The episode was The Midnight Sun. This is the opening narration - and doesn’t it come to life with Rod’s voice in one’s imagination:
The word that Mrs. Bronson is unable to put into the hot, still, sodden air is 'doomed,' because the people you've just seen have been handed a death sentence. One month ago, the Earth suddenly changed its elliptical orbit and in doing so began to follow a path which gradually, moment by moment, day by day, took it closer to the sun. And all of man's little devices to stir up the air are now no longer luxuries—they happen to be pitiful and panicky keys to survival. The time is five minutes to twelve, midnight. There is no more darkness. The place is New York City and this is the eve of the end, because even at midnight it's high noon, the hottest day in history, and you're about to spend it in the Twilight Zone.
And how does this segment end?
The scene cuts to the same apartment at night with heavy snow outside the windows. The thermometer reads −10 °F (−23 °C). Norma, who has been bedridden with a high fever, is being cared for by a doctor and Mrs. Bronson. The Earth moving closer to the sun is revealed to be only a fever dream, while in reality the Earth is moving away from the sun, and the world's inhabitants are actually freezing to death.

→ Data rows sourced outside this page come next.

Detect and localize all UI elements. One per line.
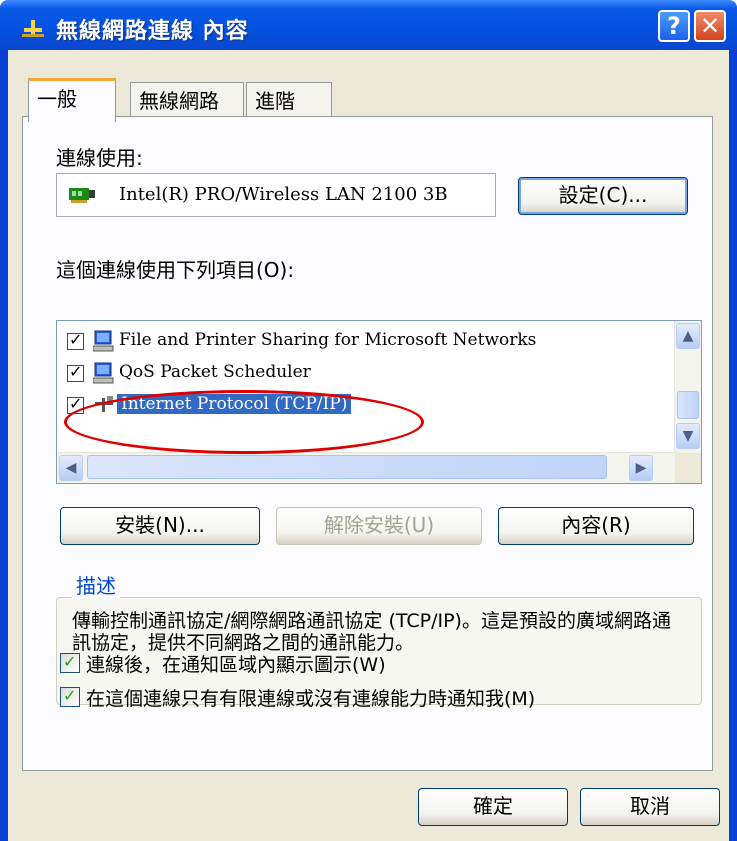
help-button[interactable]: ? — [658, 10, 690, 42]
network-connection-icon — [22, 20, 44, 37]
device-name: Intel(R) PRO/Wireless LAN 2100 3B — [119, 184, 448, 205]
list-item[interactable]: ✓ Internet Protocol (TCP/IP) — [57, 391, 657, 421]
network-service-icon — [93, 330, 114, 352]
window-title: 無線網路連線 內容 — [56, 19, 249, 44]
horizontal-scroll-thumb[interactable] — [87, 455, 607, 479]
item-label: QoS Packet Scheduler — [119, 362, 311, 382]
vertical-scrollbar[interactable]: ▲ ▼ — [674, 321, 701, 453]
list-item[interactable]: ✓ QoS Packet Scheduler — [57, 359, 657, 389]
cancel-button[interactable]: 取消 — [580, 788, 720, 826]
components-label: 這個連線使用下列項目(O): — [56, 258, 295, 282]
dialog-body: 一般 無線網路 進階 連線使用: Intel(R) PRO/Wireless L… — [8, 50, 729, 841]
show-icon-checkbox[interactable]: ✓ — [60, 652, 80, 673]
item-checkbox[interactable]: ✓ — [67, 362, 84, 382]
notify-label[interactable]: 在這個連線只有有限連線或沒有連線能力時通知我(M) — [86, 684, 535, 711]
properties-window: 無線網路連線 內容 ? ✕ 一般 無線網路 進階 連線使用: Intel(R) … — [0, 0, 737, 841]
components-list[interactable]: ✓ File and Printer Sharing for Microsoft… — [56, 320, 702, 484]
description-title: 描述 — [72, 570, 120, 599]
scroll-left-icon[interactable]: ◀ — [59, 455, 83, 481]
device-field: Intel(R) PRO/Wireless LAN 2100 3B — [56, 173, 496, 217]
notify-checkbox[interactable]: ✓ — [60, 686, 80, 707]
install-button[interactable]: 安裝(N)... — [60, 507, 260, 545]
tab-general[interactable]: 一般 — [28, 78, 116, 122]
scroll-down-icon[interactable]: ▼ — [676, 423, 700, 449]
horizontal-scrollbar[interactable]: ◀ ▶ — [57, 452, 677, 483]
item-checkbox[interactable]: ✓ — [67, 330, 84, 350]
close-button[interactable]: ✕ — [694, 10, 726, 42]
ok-button[interactable]: 確定 — [418, 788, 568, 826]
configure-button[interactable]: 設定(C)... — [518, 177, 688, 215]
uninstall-button: 解除安裝(U) — [276, 507, 482, 545]
vertical-scroll-thumb[interactable] — [677, 391, 699, 419]
network-adapter-icon — [69, 188, 95, 203]
list-item[interactable]: ✓ File and Printer Sharing for Microsoft… — [57, 327, 657, 357]
description-text: 傳輸控制通訊協定/網際網路通訊協定 (TCP/IP)。這是預設的廣域網路通訊協定… — [72, 610, 671, 654]
tab-wireless-networks[interactable]: 無線網路 — [130, 82, 244, 120]
tab-advanced[interactable]: 進階 — [246, 82, 332, 120]
show-icon-label[interactable]: 連線後，在通知區域內顯示圖示(W) — [86, 650, 386, 677]
scroll-right-icon[interactable]: ▶ — [629, 455, 653, 481]
connect-using-label: 連線使用: — [56, 146, 143, 170]
item-label-selected: Internet Protocol (TCP/IP) — [117, 394, 352, 414]
properties-button[interactable]: 內容(R) — [498, 507, 694, 545]
scroll-up-icon[interactable]: ▲ — [676, 323, 700, 349]
title-bar[interactable]: 無線網路連線 內容 ? ✕ — [0, 0, 737, 50]
item-checkbox[interactable]: ✓ — [67, 394, 84, 414]
network-service-icon — [93, 362, 114, 384]
network-protocol-icon — [95, 396, 113, 412]
scrollbar-corner — [675, 453, 701, 483]
item-label: File and Printer Sharing for Microsoft N… — [119, 330, 537, 350]
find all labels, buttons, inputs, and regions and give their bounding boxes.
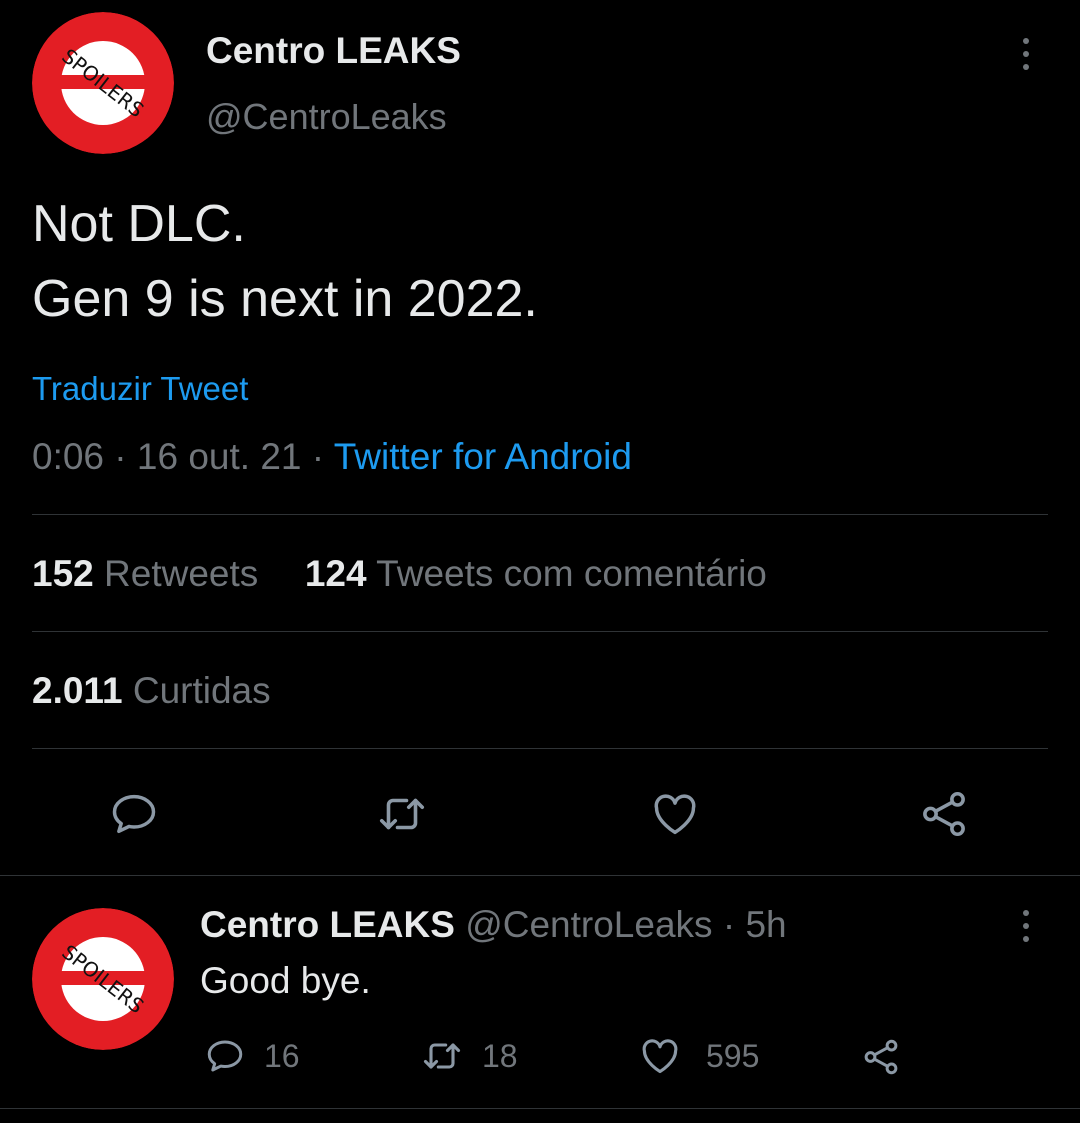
quotes-stat[interactable]: 124 Tweets com comentário: [305, 553, 767, 594]
section-divider: [0, 875, 1080, 876]
like-icon: [638, 1034, 682, 1078]
retweets-stat[interactable]: 152 Retweets: [32, 553, 258, 594]
reply-action-reply[interactable]: 16: [204, 1034, 300, 1078]
likes-stat[interactable]: 2.011 Curtidas: [32, 670, 271, 712]
tweet-date: 16 out. 21: [136, 436, 302, 477]
divider: [32, 748, 1048, 749]
meta-separator: ·: [311, 436, 325, 477]
reply-separator: ·: [722, 904, 736, 945]
like-count: 595: [706, 1037, 760, 1074]
tweet-time: 0:06: [32, 436, 105, 477]
reply-action-retweet[interactable]: 18: [420, 1034, 518, 1078]
reply-icon[interactable]: [104, 784, 164, 844]
tweet-source-link[interactable]: Twitter for Android: [334, 436, 632, 477]
retweet-count: 18: [482, 1037, 518, 1074]
tweet-text-line-1: Not DLC.: [32, 195, 246, 253]
reply-text: Good bye.: [200, 960, 371, 1001]
divider: [32, 631, 1048, 632]
translate-tweet-link[interactable]: Traduzir Tweet: [32, 370, 248, 408]
reply-author-handle[interactable]: @CentroLeaks: [465, 904, 712, 945]
retweet-icon[interactable]: [372, 784, 432, 844]
reply-author-name[interactable]: Centro LEAKS: [200, 904, 455, 945]
likes-label: Curtidas: [132, 670, 271, 711]
author-handle[interactable]: @CentroLeaks: [206, 96, 447, 138]
retweet-icon: [420, 1034, 464, 1078]
like-icon[interactable]: [645, 784, 705, 844]
tweet-text-line-2: Gen 9 is next in 2022.: [32, 270, 538, 328]
likes-count: 2.011: [32, 670, 123, 711]
tweet-meta: 0:06 · 16 out. 21 · Twitter for Android: [32, 436, 632, 478]
spoilers-logo-icon: SPOILERS: [32, 12, 174, 154]
spoilers-logo-icon: SPOILERS: [32, 908, 174, 1050]
section-divider: [0, 1108, 1080, 1109]
reply-action-like[interactable]: 595: [638, 1034, 759, 1078]
reply-author-avatar[interactable]: SPOILERS: [32, 908, 174, 1050]
author-avatar[interactable]: SPOILERS: [32, 12, 174, 154]
reply-header: Centro LEAKS @CentroLeaks · 5h: [200, 904, 787, 946]
quotes-count: 124: [304, 553, 367, 594]
reply-more-options-icon[interactable]: [1016, 910, 1036, 942]
meta-separator: ·: [114, 436, 127, 477]
author-name[interactable]: Centro LEAKS: [206, 30, 461, 72]
reply-count: 16: [264, 1037, 300, 1074]
reply-age[interactable]: 5h: [745, 904, 786, 945]
more-options-icon[interactable]: [1016, 38, 1036, 70]
divider: [32, 514, 1048, 515]
share-icon[interactable]: [914, 784, 974, 844]
engagement-stats: 152 Retweets 124 Tweets com comentário: [32, 553, 767, 595]
reply-share-icon[interactable]: [858, 1034, 904, 1080]
quotes-label: Tweets com comentário: [376, 553, 767, 594]
retweets-count: 152: [32, 553, 94, 594]
retweets-label: Retweets: [104, 553, 259, 594]
reply-icon: [204, 1035, 246, 1077]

Here is another favourite front yard/garden for me. Bold shapes and colours make it seem very modern and stylish. Or perhaps it fits a notion of 1960s modern for me. Same time frame as Twilight Zone.

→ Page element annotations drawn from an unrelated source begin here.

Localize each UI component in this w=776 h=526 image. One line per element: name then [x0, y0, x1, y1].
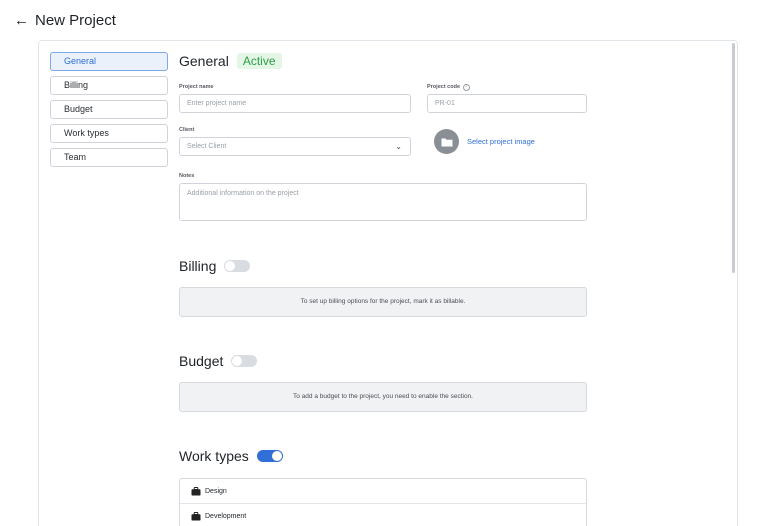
page-title: New Project [35, 12, 116, 29]
nav-item-work-types[interactable]: Work types [50, 124, 168, 143]
budget-info-box: To add a budget to the project, you need… [179, 382, 587, 412]
client-label: Client [179, 127, 195, 133]
project-name-label: Project name [179, 84, 214, 90]
project-name-input[interactable]: Enter project name [179, 94, 411, 113]
general-section-title: General Active [179, 53, 282, 69]
select-project-image-link[interactable]: Select project image [467, 137, 535, 146]
billing-info-box: To set up billing options for the projec… [179, 287, 587, 317]
project-code-label: Project code ? [427, 84, 470, 91]
section-nav: General Billing Budget Work types Team [50, 52, 168, 172]
general-title: General [179, 53, 229, 69]
billing-title: Billing [179, 258, 217, 274]
list-item[interactable]: Design [180, 479, 586, 504]
budget-toggle[interactable] [231, 355, 258, 367]
nav-item-team[interactable]: Team [50, 148, 168, 167]
work-type-label: Design [205, 487, 227, 495]
client-select-value: Select Client [187, 143, 227, 150]
toggle-knob [232, 356, 243, 366]
billing-toggle[interactable] [224, 260, 251, 272]
scrollbar-thumb[interactable] [732, 43, 735, 273]
client-select[interactable]: Select Client ⌄ [179, 137, 411, 156]
folder-icon [434, 129, 459, 154]
toggle-knob [271, 451, 282, 461]
question-circle-icon[interactable]: ? [462, 84, 470, 91]
project-form-card: General Billing Budget Work types Team G… [38, 40, 738, 526]
select-project-image[interactable]: Select project image [434, 129, 535, 154]
notes-label: Notes [179, 173, 195, 179]
work-types-title: Work types [179, 448, 249, 464]
notes-textarea[interactable]: Additional information on the project [179, 183, 587, 221]
briefcase-icon [191, 512, 201, 521]
budget-title: Budget [179, 353, 224, 369]
briefcase-icon [191, 486, 201, 495]
billing-section-title: Billing [179, 258, 251, 274]
budget-section-title: Budget [179, 353, 258, 369]
page-header: ← New Project [14, 12, 116, 30]
nav-item-budget[interactable]: Budget [50, 100, 168, 119]
notes-placeholder: Additional information on the project [187, 190, 299, 197]
nav-item-general[interactable]: General [50, 52, 168, 71]
work-types-section-title: Work types [179, 448, 283, 464]
nav-item-billing[interactable]: Billing [50, 76, 168, 95]
project-code-placeholder: PR-01 [435, 100, 455, 107]
arrow-left-icon[interactable]: ← [14, 12, 29, 30]
work-type-label: Development [205, 513, 247, 520]
work-types-list: Design Development [179, 478, 587, 526]
project-code-input[interactable]: PR-01 [427, 94, 587, 113]
project-name-placeholder: Enter project name [187, 100, 247, 107]
toggle-knob [225, 261, 236, 271]
chevron-down-icon: ⌄ [395, 142, 402, 151]
project-code-label-text: Project code [427, 84, 461, 90]
status-badge: Active [236, 53, 282, 69]
work-types-toggle[interactable] [256, 450, 283, 462]
list-item[interactable]: Development [180, 504, 586, 526]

I am coming to the end of the main part of Trillium judging. This is where front gardens in a town or city are nominated as the best gardens. Then judges come around and score them based on a set of garden design criteria. The result is that a number of gardens receive awards for the best gardens that year.
This has been a program in Grimsby for many years. The idea started in St. Catharines in the 1980s. Hamilton is renowned for its Trillium Program - three levels of judging with three levels of winners, and a final grand winner each year. It includes the surrounding areas and garden clubs. Hamilton is a garden city - it has the big Hamilton Garden Walk each - a free event with home owners putting their gardens into the schedule listing so people can come and visit.
I like taking pictures of the gardens. I've been out at 6:00am each morning when the light is idea, and taking pictures of the top 40 or so gardens. That's a lot of pictures. It is coming to the close, though, and then the final results will be published online and in the newspapers.
This year, the public can become directly involved. There will be 5 top gardens for people to choose their favourite. It is an online poll, run by the town of Grimsby. We are looking forward to finding out how much engagement there is for garden voting.
So perhaps a little more photography today as the light is perfect. Sun is the enemy of the garden photographer.
Here’s a Grimsby garden - on Livingston near Casablanca - so the main street of Grimsby. Look at the topiary designs throughout.
And then another completely different garden on the escarpment of Park Road - a naturalistic setting in the woods.